Harmony between faith and science, one of the main challenges of evangelization
The traditional position of the Catholic Church on the relationship between science and faith is that there is not only no opposition but complementarity and, therefore, there must be a good relationship. Indeed, there is only one truth about every existing being and event, which are, moreover, reflections of the one God. We approach this truth gradually and cooperatively due to the historical, solidarity and limited nature of the human being. To know this truth, the two fundamental instruments that God has granted us are faith and reason, both of which have their objects and methods. They cannot contradict each other, because both come from the same author and bring us closer to the same and unique truth of beings and events. To think that they are opposed or, simply, indifferent to each other would be to declare a failure in their origin (God), in their agent (man), or their object (reality). Science, as a form of reason (experimental reason), is not opposed to faith, just as scientific reason does not exhaust reason, as philosophy and theology demonstrate.
This does not mean that science (or philosophy or theology) and faith are interchangeable, that one can replace the other. The Catholic position defends a legitimate autonomy or respect for the method and specificity of each, following the Christological maxim of the Council of Chalcedon (451): two distinct realities, unmistakable but inseparable. In this harmonious development, faith has primacy over reason because it is the greatest of human powers, the most universal (it is within everyone’s reach, unlike experimental science), and the one that best clarifies the truth of what exists because it is received directly from God. Therefore, the more true science develops, in harmony with other forms of reason, the more faith will deepen. And the more we radicalize the life of faith – the more we go to its root – the more we will contribute to scientific progress.
Foto galaxia
“Theology is the deepest physics of the universe, with which all other sciences and human activities must be coordinated».
D. Tomás Malagón
The development of experimental science has its foundations in the Christian theological-philosophical principles of the Middle Ages which, in turn, had them in faith. How was it then that Catholic culture, a promoter of science in healthy harmony with theological knowledge, was displaced from the center of the scientific world, coming to be accused of being its worst – and even violent – enemy and, consequently, deprived of its right to continue contributing to its development? The most widespread explanation – the black legend of which the most widespread version of the “Galileo case” is the epitome – is that scientific evolution itself showed its incompatibility with Catholic “dogmas” of theological root and, therefore, was condemned by the Church. This is a false explanation. The Church has never separated itself from science, even if it wants to hide it, as demonstrated by the silencing of the scientific contributions of the School of Salamanca in the 16th century or the expulsion of the Jesuits in the 18th century when they were at the head of science at the time.

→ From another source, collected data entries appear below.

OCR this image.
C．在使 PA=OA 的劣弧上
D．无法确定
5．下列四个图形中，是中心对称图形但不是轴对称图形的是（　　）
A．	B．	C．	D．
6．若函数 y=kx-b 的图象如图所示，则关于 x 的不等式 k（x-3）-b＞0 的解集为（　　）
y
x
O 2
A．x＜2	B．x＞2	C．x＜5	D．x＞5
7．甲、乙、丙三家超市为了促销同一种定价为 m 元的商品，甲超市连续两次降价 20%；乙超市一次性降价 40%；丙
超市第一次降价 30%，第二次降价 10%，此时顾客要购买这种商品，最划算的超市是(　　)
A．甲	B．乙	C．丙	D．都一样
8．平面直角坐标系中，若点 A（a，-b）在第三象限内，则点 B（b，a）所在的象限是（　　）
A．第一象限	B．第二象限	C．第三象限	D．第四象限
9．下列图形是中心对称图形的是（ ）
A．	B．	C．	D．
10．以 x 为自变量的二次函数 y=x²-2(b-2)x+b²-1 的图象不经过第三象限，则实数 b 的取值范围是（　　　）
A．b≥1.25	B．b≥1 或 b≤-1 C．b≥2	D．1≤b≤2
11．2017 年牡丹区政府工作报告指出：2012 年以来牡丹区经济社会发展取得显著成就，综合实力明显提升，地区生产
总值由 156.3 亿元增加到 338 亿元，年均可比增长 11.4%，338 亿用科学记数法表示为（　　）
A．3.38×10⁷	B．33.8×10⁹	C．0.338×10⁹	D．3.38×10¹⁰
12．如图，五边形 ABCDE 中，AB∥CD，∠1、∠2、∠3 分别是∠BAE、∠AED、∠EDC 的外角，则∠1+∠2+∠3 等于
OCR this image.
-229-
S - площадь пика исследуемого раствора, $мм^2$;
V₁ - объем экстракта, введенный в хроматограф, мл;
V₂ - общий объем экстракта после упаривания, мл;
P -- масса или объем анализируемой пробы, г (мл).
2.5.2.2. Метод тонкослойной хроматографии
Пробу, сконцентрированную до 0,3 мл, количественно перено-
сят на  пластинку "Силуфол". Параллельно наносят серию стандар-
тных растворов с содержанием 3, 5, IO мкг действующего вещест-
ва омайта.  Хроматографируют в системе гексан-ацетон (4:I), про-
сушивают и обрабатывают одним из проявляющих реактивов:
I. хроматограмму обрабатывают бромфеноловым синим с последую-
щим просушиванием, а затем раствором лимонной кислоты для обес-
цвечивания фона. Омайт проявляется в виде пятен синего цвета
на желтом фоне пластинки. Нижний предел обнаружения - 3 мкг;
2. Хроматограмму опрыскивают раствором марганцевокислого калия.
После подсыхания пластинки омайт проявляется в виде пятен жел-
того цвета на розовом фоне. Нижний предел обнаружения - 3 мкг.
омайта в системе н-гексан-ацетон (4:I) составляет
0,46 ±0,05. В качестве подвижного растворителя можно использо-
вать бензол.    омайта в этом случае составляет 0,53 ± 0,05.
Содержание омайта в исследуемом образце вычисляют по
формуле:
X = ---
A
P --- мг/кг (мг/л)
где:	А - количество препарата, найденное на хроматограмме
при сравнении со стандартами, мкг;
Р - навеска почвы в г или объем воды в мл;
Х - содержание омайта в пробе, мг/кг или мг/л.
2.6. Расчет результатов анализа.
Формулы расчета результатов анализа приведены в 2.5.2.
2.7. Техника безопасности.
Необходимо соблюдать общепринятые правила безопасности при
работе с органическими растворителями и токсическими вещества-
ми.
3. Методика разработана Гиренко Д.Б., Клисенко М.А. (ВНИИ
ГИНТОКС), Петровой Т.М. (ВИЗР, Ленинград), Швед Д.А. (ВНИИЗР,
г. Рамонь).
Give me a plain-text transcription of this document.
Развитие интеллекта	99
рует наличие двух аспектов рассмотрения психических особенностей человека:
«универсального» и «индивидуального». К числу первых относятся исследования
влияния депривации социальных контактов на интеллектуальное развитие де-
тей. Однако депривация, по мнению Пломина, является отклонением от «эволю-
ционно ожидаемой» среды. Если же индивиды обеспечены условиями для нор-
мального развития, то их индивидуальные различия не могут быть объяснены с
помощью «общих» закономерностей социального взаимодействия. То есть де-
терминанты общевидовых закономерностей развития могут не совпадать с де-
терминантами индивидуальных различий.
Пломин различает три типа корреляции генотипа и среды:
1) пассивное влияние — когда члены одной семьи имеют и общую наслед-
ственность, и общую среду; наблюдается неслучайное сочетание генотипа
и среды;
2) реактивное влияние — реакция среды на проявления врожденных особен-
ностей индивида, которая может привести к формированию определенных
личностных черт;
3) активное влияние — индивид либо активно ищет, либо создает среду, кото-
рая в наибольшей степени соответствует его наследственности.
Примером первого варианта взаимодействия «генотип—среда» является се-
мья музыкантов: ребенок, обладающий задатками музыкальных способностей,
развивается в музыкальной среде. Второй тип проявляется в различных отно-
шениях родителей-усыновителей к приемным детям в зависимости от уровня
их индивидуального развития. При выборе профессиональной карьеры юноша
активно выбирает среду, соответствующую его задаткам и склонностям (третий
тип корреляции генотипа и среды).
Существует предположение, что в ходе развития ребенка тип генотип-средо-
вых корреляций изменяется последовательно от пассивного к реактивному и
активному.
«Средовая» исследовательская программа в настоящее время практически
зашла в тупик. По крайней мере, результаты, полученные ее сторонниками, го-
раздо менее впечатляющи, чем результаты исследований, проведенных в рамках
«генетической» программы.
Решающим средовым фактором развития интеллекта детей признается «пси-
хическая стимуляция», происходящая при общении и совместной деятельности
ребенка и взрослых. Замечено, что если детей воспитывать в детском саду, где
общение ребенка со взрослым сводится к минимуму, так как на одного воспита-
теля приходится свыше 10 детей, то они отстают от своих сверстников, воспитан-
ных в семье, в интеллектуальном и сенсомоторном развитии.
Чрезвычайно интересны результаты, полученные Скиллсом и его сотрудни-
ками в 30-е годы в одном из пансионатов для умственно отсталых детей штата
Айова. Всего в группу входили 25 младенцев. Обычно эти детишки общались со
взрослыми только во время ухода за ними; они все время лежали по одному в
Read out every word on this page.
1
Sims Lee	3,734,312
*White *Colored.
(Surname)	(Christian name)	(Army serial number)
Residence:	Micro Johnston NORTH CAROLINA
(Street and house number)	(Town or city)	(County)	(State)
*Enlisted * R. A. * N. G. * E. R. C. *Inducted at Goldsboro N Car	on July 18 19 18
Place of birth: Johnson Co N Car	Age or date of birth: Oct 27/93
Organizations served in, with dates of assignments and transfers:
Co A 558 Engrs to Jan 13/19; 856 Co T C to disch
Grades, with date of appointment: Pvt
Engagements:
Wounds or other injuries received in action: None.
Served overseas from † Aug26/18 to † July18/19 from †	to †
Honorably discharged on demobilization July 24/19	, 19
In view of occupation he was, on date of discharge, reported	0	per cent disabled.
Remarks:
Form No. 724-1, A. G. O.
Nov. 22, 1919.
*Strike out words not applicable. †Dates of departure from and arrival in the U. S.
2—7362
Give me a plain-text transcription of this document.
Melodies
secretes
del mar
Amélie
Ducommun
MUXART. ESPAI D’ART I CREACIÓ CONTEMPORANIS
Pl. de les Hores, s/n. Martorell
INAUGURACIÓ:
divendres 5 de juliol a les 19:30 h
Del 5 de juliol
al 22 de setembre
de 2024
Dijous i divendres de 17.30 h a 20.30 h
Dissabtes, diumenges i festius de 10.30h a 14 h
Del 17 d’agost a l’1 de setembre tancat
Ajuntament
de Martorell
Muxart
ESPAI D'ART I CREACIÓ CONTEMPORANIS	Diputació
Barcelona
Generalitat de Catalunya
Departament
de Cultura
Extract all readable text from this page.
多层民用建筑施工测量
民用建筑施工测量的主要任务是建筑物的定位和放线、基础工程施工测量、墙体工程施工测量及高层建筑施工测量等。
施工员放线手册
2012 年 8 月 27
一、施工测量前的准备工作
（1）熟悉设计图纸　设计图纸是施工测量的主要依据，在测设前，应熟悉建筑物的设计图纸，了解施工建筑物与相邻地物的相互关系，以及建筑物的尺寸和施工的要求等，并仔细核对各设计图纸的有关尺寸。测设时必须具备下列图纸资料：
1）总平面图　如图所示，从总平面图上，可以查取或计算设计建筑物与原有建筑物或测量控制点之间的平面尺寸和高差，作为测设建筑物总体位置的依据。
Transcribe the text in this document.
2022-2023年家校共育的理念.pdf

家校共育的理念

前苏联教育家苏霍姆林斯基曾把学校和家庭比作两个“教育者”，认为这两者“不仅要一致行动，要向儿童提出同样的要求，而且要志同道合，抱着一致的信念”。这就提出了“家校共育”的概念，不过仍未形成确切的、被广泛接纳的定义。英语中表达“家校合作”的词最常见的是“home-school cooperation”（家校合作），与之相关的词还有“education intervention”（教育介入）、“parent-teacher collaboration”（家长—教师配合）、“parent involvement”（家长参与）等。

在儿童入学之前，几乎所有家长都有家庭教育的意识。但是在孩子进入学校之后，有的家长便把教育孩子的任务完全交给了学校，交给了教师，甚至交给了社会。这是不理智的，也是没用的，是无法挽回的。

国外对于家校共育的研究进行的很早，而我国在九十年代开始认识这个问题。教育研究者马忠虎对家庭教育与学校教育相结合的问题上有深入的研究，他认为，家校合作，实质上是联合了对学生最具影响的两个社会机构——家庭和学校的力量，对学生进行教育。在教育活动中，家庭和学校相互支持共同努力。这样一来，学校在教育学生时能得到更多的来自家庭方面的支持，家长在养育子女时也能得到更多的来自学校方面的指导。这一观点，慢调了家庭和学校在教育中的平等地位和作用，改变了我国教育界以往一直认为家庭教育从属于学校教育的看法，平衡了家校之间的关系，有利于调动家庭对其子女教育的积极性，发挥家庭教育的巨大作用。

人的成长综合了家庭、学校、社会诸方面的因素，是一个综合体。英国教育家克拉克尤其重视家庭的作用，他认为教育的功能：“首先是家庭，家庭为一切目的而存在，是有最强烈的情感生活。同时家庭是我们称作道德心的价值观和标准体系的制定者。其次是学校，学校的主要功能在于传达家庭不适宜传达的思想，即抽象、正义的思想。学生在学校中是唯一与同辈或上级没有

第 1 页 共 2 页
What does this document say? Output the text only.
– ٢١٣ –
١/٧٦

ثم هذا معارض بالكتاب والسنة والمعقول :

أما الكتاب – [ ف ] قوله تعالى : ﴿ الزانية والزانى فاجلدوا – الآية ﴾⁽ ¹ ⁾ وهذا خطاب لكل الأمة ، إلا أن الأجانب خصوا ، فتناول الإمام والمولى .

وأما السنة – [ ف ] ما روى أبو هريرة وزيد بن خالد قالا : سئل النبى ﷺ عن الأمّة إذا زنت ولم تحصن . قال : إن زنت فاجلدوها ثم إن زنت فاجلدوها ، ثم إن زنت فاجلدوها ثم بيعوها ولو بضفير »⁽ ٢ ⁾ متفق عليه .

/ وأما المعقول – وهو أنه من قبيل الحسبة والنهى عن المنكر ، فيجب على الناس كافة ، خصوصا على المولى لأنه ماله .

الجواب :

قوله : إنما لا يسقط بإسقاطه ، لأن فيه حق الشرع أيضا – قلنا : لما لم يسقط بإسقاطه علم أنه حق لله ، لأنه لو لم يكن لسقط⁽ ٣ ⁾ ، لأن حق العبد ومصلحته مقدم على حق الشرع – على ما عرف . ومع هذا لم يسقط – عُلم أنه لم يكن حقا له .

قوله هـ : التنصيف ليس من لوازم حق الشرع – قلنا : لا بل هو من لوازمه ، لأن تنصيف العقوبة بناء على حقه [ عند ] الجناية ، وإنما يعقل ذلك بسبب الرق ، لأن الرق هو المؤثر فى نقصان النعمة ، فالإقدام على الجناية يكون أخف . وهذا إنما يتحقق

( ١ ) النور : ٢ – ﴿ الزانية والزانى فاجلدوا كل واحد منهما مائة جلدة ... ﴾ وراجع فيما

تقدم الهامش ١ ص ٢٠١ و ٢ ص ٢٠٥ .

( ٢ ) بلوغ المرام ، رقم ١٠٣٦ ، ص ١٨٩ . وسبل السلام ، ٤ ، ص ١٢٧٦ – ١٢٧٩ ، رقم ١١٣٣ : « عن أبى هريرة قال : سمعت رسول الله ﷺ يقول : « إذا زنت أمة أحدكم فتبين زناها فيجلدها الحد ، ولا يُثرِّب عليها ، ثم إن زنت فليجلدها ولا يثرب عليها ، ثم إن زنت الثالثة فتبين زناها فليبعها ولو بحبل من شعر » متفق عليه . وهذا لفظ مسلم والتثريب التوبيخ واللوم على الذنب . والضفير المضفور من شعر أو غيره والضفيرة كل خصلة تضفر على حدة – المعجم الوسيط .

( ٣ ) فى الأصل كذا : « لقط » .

The drift, on the other hand, was initiated by a serious theological error. Luther and his followers believed that faith is more authentic if it is blind and, therefore, without links (of any kind) with reason, thus giving rise to a theological, epistemological, and existential dualism known as the “principle of double truth”. This false principle holds that there can be two different and even contradictory truths about the same thing or event, one dictated by faith (which would be subjective and relative) and the other affirmed by science (which, they say, is objective). This principle was very useful to the new capitalist imperialism that emerged from the sixteenth century since it offered a way to counteract the Catholic Church, which for theological and moral reasons was opposed to lending with interest and to the logic of capitalist accumulation.
Protestant dualism and the capitalism that made it profitable spread to almost all nations, eventually permeating Catholic ones as well.
On April 16, 1995, Pakistani boy Iqbal Masih was murdered by hitmen hired by the entrepreneurs who exploit child slavery to make our «cheap carpets.» Iqbal, a child slave freed by a workers’ organization, had decided to fight for the liberation of his fellow slaves. He knew the danger he was in, but, as a baptized person and a friend of Jesus, he knew how to put his words into practice: «Greater love has no one than this, to lay down one’s life for one’s friends.» (Jn 15:13)
The error of the Lutheran theologians led later – especially during the Enlightenment – to scientism, the belief that truth can only be achieved using the scientific method and, with it, the abandonment of faith (paradoxically, also of the Lutheran faith). It was a logical consequence: faith and reason are mutually implicated and without one the other is orphaned and sooner or later loses its footing; although faith was the first to fall, science has also been affected in its intelligibility. Nevertheless, the Church has continued its scientific contributions throughout history despite the black legend.
For all these reasons, there is no doubt that one of the greatest challenges for evangelization is to break with this dualistic and scientistic model rooted in Protestantism, capitalism, and the Enlightenment, and to creatively restore harmony between faith and science, with all its difficulties and consequences.